Comment by fooker

7 hours ago

Yeah, these benchmarks are bogus.

Every new model overfits to the latest overhyped benchmark.

Someone should take this to a logical extreme and train a tiny model that scores better on a specific benchmark.

All shared machine learning benchmarks are a little bit bogus, for a really “machine learning 101” reason: your test set only yields an unbiased performance metric if you agree to only use it once. But that just isn’t a realistic way to use a shared benchmark. Using them repeatedly is kind of the whole point.

But even an imperfect yardstick is better than no yardstick at all. You’ve just got to remember to maintain a healthy level of skepticism is all.

  • Is an imperfect yardstick better than no yardstick? It reminds me of documentation — the only thing worse than no documentation is wrong documentation.

    • Yes, because there’s value in a common reference for comparison. It helps to shed light on different models’ relative strengths and weaknesses. And, just like with performance benchmarks, you can learn to spot and read past the ways that people game their results. The danger is really more in when people who are less versed in the subject matter take what are ultimately just a semi tamed genre of sales pitch at face value.

      When such benchmarks aren’t available what you often get instead is teams creating their own benchmark datasets and then testing both their and existing models’ performance against it.

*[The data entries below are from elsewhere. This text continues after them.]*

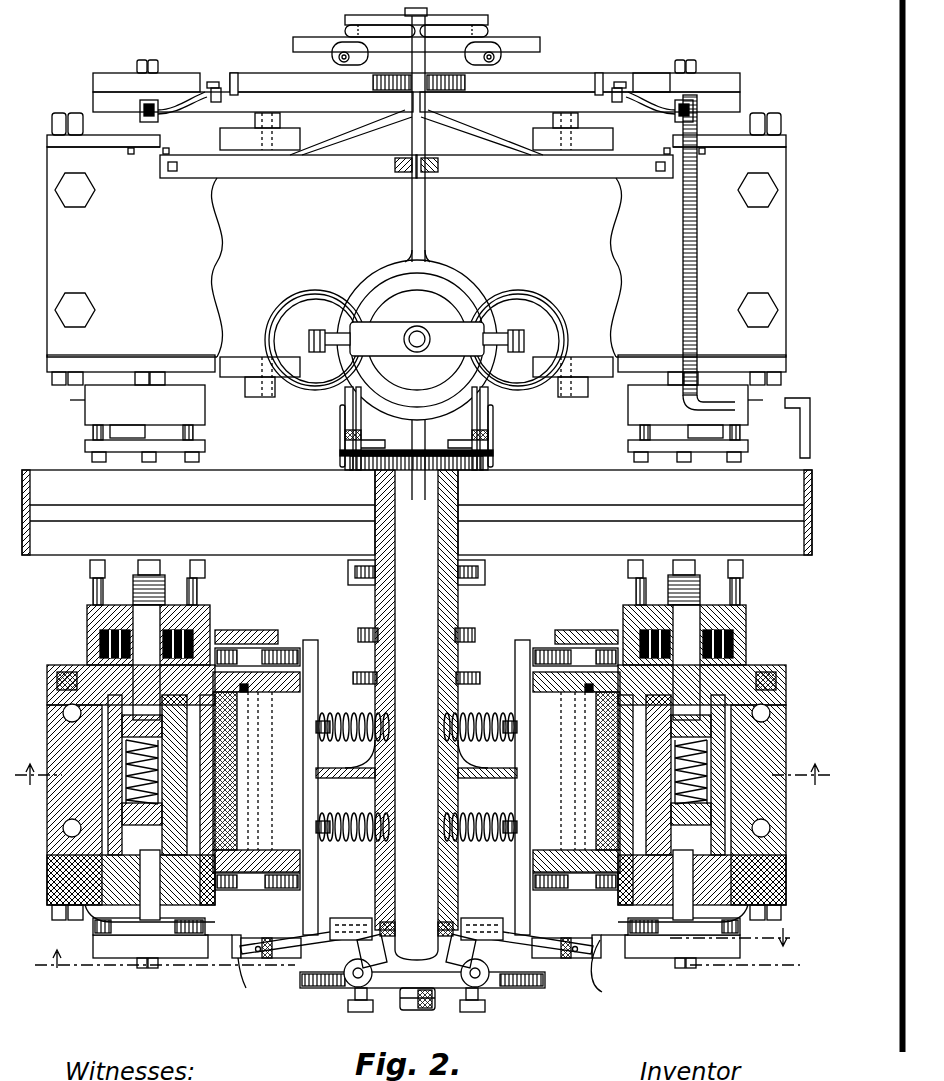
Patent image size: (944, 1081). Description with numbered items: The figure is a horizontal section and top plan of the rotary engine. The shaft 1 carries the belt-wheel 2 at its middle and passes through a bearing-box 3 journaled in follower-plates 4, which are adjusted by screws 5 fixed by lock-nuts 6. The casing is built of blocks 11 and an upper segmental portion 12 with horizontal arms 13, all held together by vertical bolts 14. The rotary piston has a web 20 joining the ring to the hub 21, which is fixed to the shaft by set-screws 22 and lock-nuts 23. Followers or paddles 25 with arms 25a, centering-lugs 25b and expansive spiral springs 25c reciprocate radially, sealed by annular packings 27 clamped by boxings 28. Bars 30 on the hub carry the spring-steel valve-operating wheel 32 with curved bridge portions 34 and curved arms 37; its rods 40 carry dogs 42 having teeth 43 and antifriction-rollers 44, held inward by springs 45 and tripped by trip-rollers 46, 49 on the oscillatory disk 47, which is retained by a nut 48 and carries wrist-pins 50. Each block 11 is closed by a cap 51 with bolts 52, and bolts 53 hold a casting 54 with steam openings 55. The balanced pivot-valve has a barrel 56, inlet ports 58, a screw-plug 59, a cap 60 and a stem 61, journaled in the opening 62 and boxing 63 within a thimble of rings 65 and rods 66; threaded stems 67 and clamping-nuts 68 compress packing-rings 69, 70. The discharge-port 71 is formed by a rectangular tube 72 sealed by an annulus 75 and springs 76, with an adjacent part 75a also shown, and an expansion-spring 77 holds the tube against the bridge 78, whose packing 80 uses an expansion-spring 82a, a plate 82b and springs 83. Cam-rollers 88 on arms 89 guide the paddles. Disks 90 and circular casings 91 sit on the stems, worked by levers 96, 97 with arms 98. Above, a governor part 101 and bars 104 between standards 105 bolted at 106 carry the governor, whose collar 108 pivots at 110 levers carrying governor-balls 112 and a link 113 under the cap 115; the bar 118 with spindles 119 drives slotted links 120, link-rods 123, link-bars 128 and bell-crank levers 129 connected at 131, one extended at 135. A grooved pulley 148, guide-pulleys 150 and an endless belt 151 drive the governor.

The shaft 1 is at (416, 779).
The belt-wheel 2 is at (417, 512).
The bearing-boxes 3 is at (458, 612).
The follower-plates 4 is at (395, 580).
The screws 5 is at (570, 765).
The lock-nuts 6 is at (576, 765).
The blocks 11 is at (47, 744).
The segmental portion 12 is at (499, 249).
The horizontal arms 13 is at (421, 249).
The vertical bolts 14 is at (416, 252).
The web 20 is at (416, 763).
The hub 21 is at (361, 795).
The set-screws 22 is at (486, 768).
The lock-nuts 23 is at (497, 657).
The followers or paddles 25 is at (420, 778).
The arms 25a is at (400, 778).
The centering-lugs 25b is at (427, 790).
The expansive spiral springs 25c is at (416, 765).
The annular packings 27 is at (417, 771).
The rectangular annular boxings 28 is at (416, 772).
The bars 30 is at (357, 912).
The valve-operating wheel 32 is at (450, 81).
The curved bridge portions 34 is at (415, 987).
The curved arms 37 is at (422, 930).
The rods 40 is at (416, 932).
The dogs or hooks 42 is at (382, 940).
The teeth 43 is at (416, 937).
The antifriction-rollers 44 is at (414, 962).
The springs 45 is at (354, 932).
The trip-roller 46 is at (468, 529).
The oscillatory disk 47 is at (419, 504).
The retaining-nut 48 is at (420, 1003).
The trip-roller 49 is at (399, 525).
The wrist-pins 50 is at (348, 1007).
The removable cap 51 is at (125, 355).
The bolts 52 is at (50, 122).
The bolts 53 is at (58, 386).
The casting 54 is at (416, 494).
The openings 55 is at (421, 657).
The cylindrical portion or barrel 56 is at (424, 615).
The inlet openings or ports 58 is at (416, 643).
The screw-plug 59 is at (428, 578).
The cap 60 is at (404, 857).
The stem 61 is at (405, 885).
The opening 62 is at (47, 688).
The boxing 63 is at (416, 427).
The rings 65 is at (419, 643).
The rods 66 is at (420, 648).
The threaded stems 67 is at (411, 511).
The clamping-nuts 68 is at (417, 499).
The packing-ring 69 is at (396, 590).
The packing-ring 70 is at (144, 682).
The discharge-port 71 is at (415, 757).
The rectangular tube 72 is at (672, 717).
The annulus 75 is at (416, 768).
The plate 75a is at (429, 837).
The springs 76 is at (424, 802).
The expansion-spring 77 is at (421, 772).
The bridge 78 is at (416, 771).
The packing 80 is at (416, 780).
The expansion-spring 82a is at (407, 766).
The plate 82b is at (421, 759).
The expansion-springs 83 is at (429, 778).
The cam-rollers 88 is at (416, 524).
The arms 89 is at (416, 522).
The disks or caps 90 is at (95, 80).
The circular casings 91 is at (93, 102).
The lever 96 is at (437, 976).
The lever 97 is at (416, 539).
The arm 98 is at (235, 73).
The wheel 101 is at (417, 340).
The bars 104 is at (411, 220).
The standards 105 is at (416, 166).
The bolts 106 is at (165, 190).
The collar 108 is at (417, 340).
The pivot 110 is at (312, 332).
The governor-balls 112 is at (416, 340).
The link 113 is at (417, 339).
The cap 115 is at (404, 339).
The bar 118 is at (454, 258).
The cylindrical spindles 119 is at (428, 12).
The slotted links 120 is at (488, 20).
The link-rods 123 is at (416, 30).
The link-bars 128 is at (292, 112).
The bell-crank levers 129 is at (140, 115).
The pivot connection 131 is at (212, 80).
The extension 135 is at (683, 281).
The grooved pulley 148 is at (352, 470).
The guide-pulleys 150 is at (338, 414).
The endless belt or cable 151 is at (345, 444).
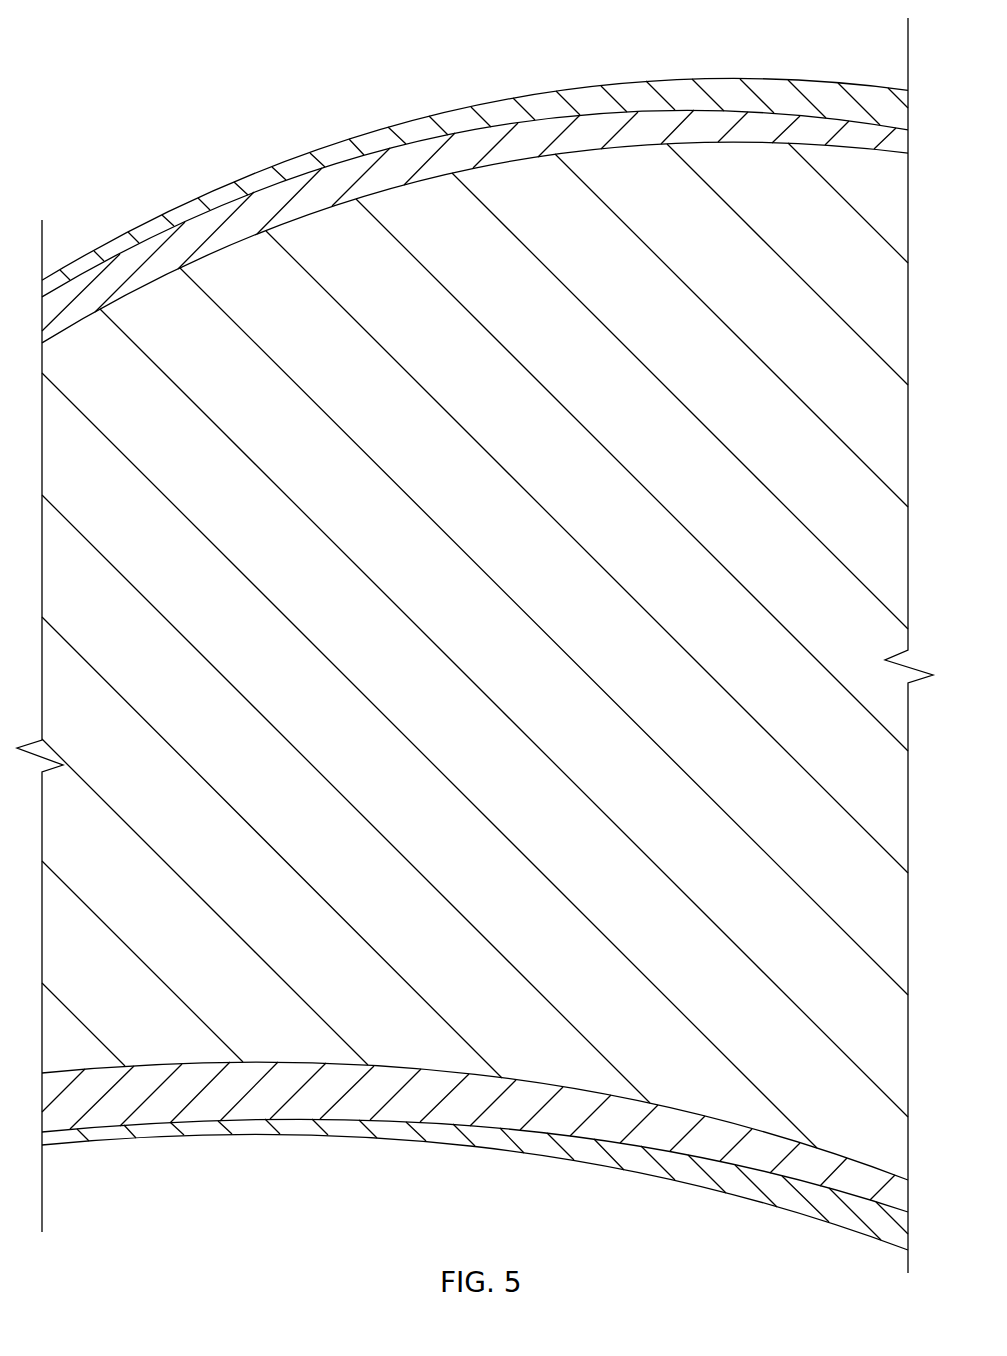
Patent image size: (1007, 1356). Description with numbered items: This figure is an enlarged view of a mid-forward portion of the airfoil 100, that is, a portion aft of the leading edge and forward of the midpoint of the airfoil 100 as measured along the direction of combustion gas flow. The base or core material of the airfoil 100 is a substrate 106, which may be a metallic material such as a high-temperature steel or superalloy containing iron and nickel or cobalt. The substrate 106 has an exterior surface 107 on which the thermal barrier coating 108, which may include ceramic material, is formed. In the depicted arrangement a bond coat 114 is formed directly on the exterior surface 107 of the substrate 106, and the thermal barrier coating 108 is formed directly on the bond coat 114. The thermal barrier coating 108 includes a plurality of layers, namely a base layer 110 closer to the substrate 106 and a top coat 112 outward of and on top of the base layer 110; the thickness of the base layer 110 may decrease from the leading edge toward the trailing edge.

The airfoil 100 is at (147, 77).
The substrate 106 is at (482, 746).
The exterior surface 107 is at (385, 185).
The thermal barrier coating 108 is at (117, 222).
The base layer 110 is at (260, 210).
The top coat 112 is at (623, 100).
The bond coat 114 is at (462, 170).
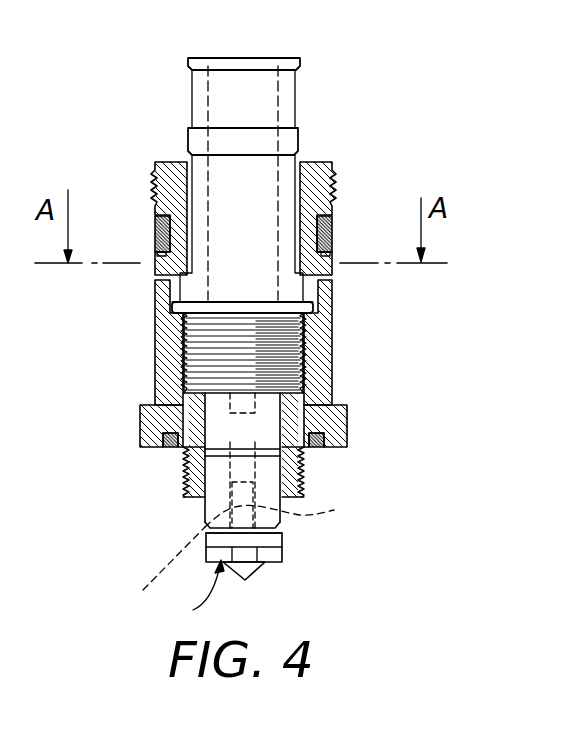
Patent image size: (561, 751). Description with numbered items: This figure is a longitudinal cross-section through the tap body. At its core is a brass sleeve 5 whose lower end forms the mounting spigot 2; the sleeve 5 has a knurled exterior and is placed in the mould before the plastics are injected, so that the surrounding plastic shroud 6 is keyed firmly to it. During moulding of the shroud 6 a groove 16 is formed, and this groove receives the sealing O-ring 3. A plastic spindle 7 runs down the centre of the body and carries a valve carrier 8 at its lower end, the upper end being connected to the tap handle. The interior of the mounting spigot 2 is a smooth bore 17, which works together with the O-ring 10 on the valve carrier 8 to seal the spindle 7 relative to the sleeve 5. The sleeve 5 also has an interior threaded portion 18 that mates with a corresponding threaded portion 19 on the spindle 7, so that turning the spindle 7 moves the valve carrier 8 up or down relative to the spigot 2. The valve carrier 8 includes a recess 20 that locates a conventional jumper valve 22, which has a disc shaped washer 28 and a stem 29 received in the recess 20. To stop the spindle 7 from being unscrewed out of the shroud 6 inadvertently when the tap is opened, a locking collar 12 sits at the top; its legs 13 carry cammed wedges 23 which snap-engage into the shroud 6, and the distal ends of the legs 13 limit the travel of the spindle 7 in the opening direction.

The mounting spigot 2 is at (183, 482).
The sealing O-ring 3 is at (316, 448).
The brass sleeve 5 is at (310, 428).
The plastic shroud 6 is at (333, 360).
The plastic spindle 7 is at (200, 90).
The valve carrier 8 is at (285, 526).
The O-ring 10 is at (220, 456).
The locking collar 12 is at (315, 158).
The legs 13 is at (304, 228).
The groove 16 is at (173, 433).
The smooth bore 17 is at (303, 478).
The interior threaded portion 18 is at (302, 398).
The threaded portion 19 is at (185, 360).
The recess 20 is at (157, 570).
The jumper valve 22 is at (188, 592).
The cammed wedges 23 is at (160, 256).
The disc shaped washer 28 is at (268, 552).
The stem 29 is at (286, 505).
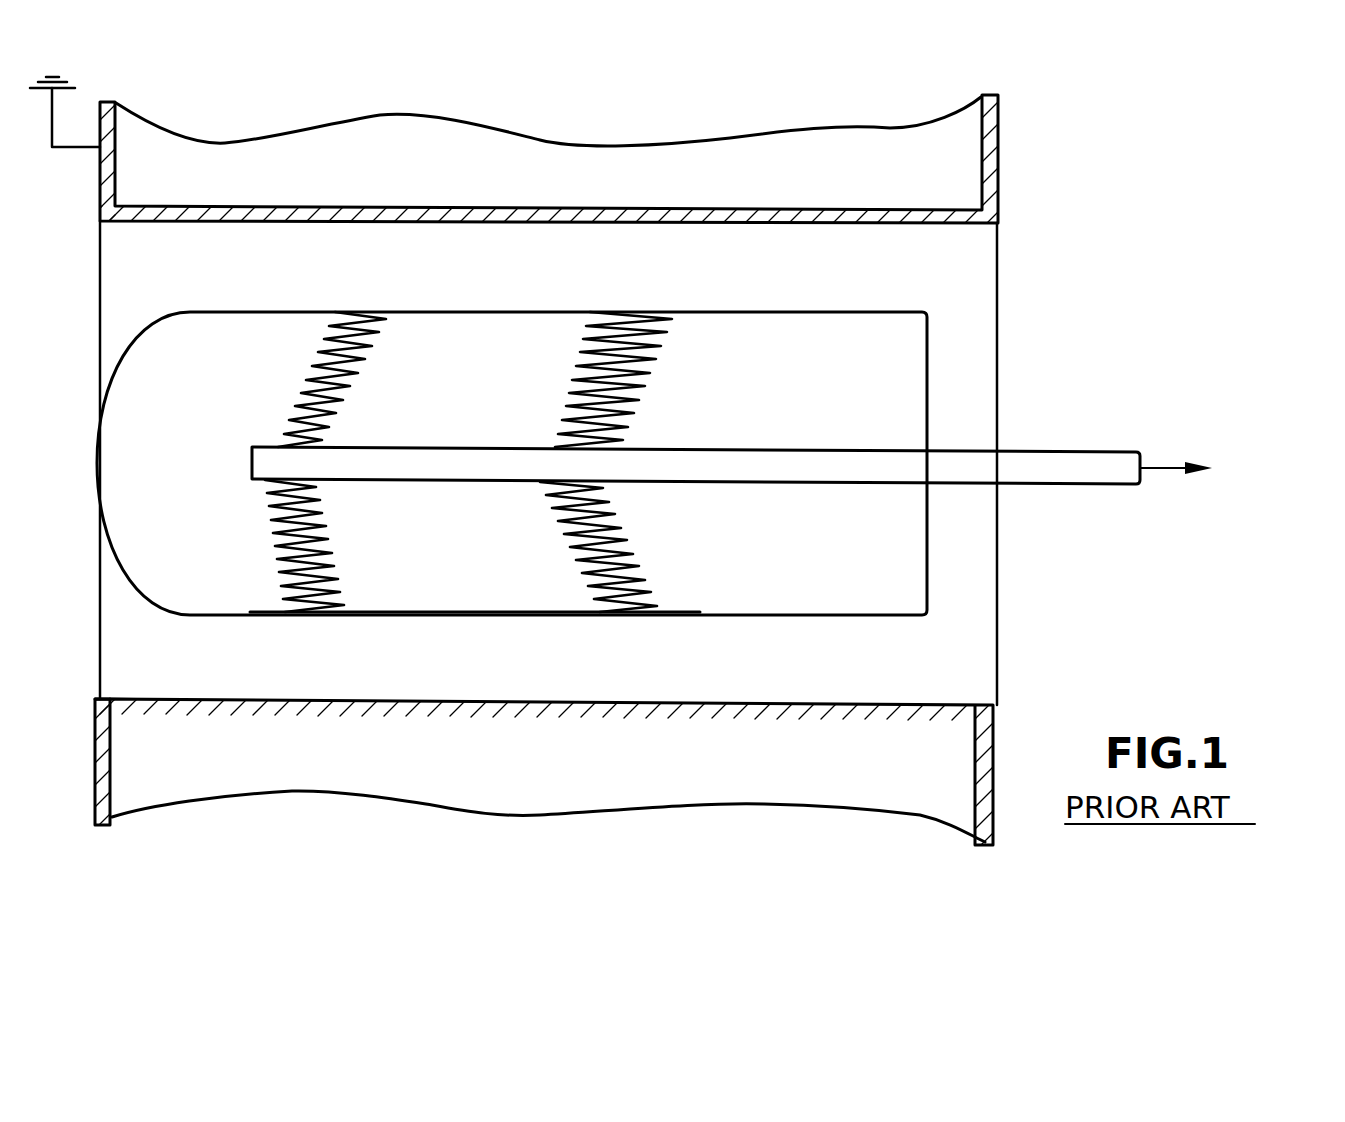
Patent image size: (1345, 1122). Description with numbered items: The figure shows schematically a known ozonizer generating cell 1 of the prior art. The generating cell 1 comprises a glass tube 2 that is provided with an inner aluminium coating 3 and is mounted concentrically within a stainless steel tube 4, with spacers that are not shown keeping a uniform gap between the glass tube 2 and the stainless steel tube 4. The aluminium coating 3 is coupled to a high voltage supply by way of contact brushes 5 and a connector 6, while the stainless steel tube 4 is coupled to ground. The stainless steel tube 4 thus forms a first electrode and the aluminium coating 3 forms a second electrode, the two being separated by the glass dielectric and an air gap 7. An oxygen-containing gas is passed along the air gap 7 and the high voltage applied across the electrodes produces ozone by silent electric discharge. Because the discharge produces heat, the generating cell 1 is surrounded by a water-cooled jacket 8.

The generating cell 1 is at (884, 303).
The glass tube 2 is at (714, 312).
The inner aluminium coating 3 is at (448, 610).
The stainless steel tube 4 is at (950, 705).
The contact brushes 5 is at (360, 378).
The connector 6 is at (1060, 462).
The air gap 7 is at (903, 382).
The water-cooled jacket 8 is at (987, 140).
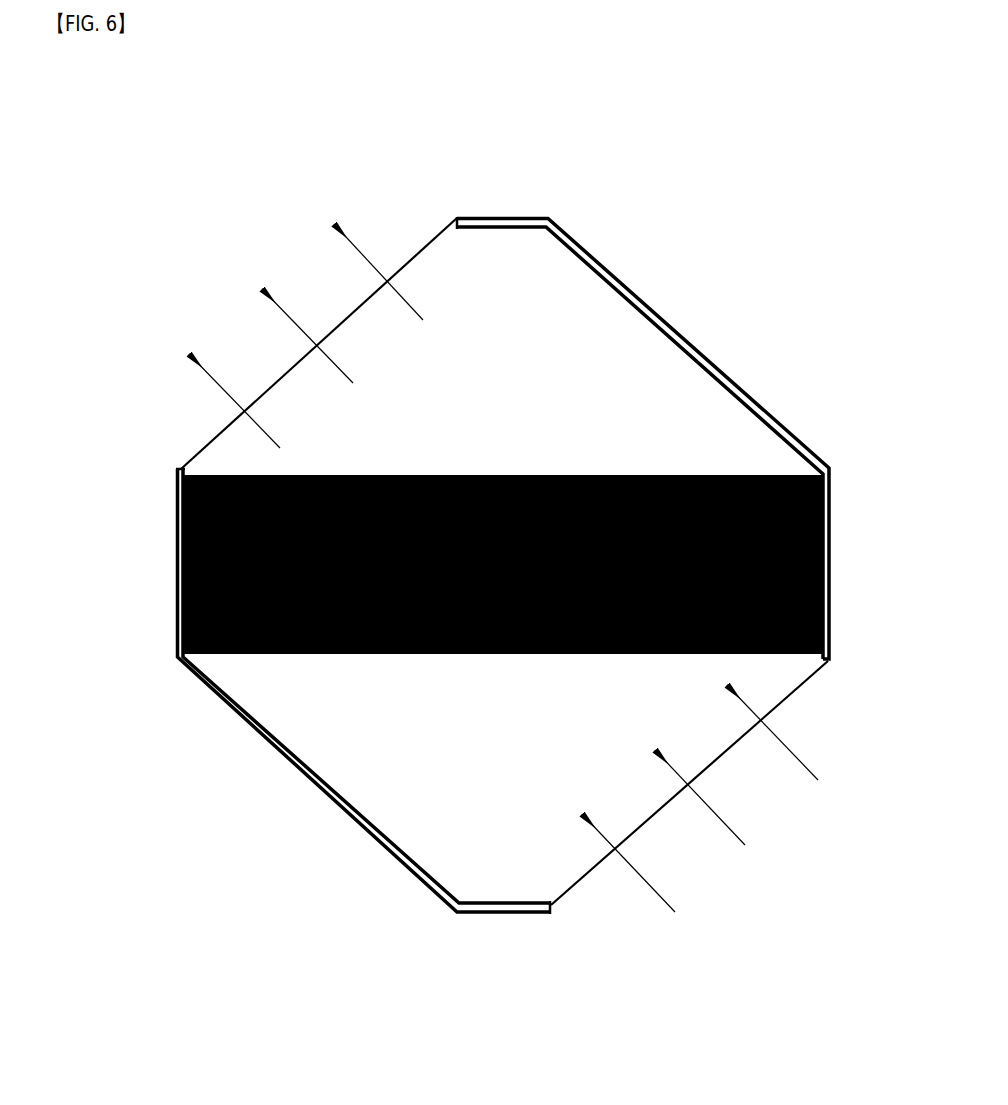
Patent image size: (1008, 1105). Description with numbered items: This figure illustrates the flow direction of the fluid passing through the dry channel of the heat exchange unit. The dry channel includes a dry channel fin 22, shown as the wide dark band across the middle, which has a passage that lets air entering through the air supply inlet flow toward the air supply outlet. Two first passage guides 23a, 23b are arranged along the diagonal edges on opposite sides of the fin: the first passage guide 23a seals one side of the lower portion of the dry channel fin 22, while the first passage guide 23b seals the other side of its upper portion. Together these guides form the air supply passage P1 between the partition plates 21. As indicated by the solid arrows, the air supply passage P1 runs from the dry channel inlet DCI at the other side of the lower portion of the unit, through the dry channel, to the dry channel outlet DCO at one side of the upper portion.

The partition plate 21 is at (420, 808).
The dry channel fin 22 is at (678, 454).
The first passage guide 23a is at (297, 780).
The first passage guide 23b is at (622, 278).
The dry channel outlet DCO is at (305, 336).
The dry channel inlet DCI is at (702, 798).
The air supply passage P1 is at (509, 564).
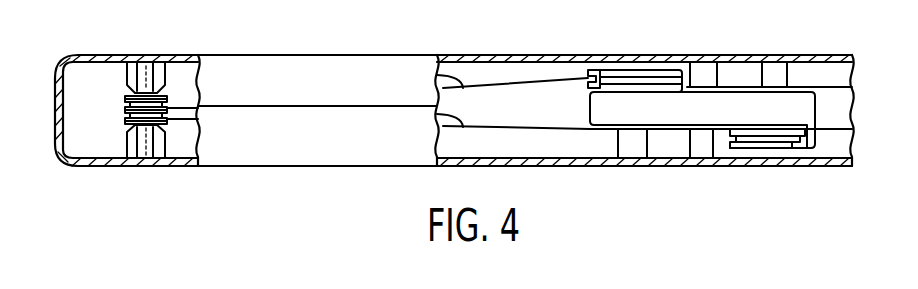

Which is eve worse because they probably still the rest multiple times (there’s simply no way to hold others accountable on this front), but on top of that they often hyperparameter tune their own model for the dataset but reuse previously published hyperparameters for the other models. Which gives them an unfair advantage because those hyperparameters were tuned to a doffeeent dataset and may not have even been optimizing for the same task.

> Yeah, these benchmarks are bogus.

It's not just over-fitting to leading benchmarks, there's also too many degrees of freedom in how a model is tested (harness, etc). Until there's standardized documentation enabling independent replication, it's all just benchmarketing .

  • For the current state of AI, the harness is unfortunately part of the secret sauce.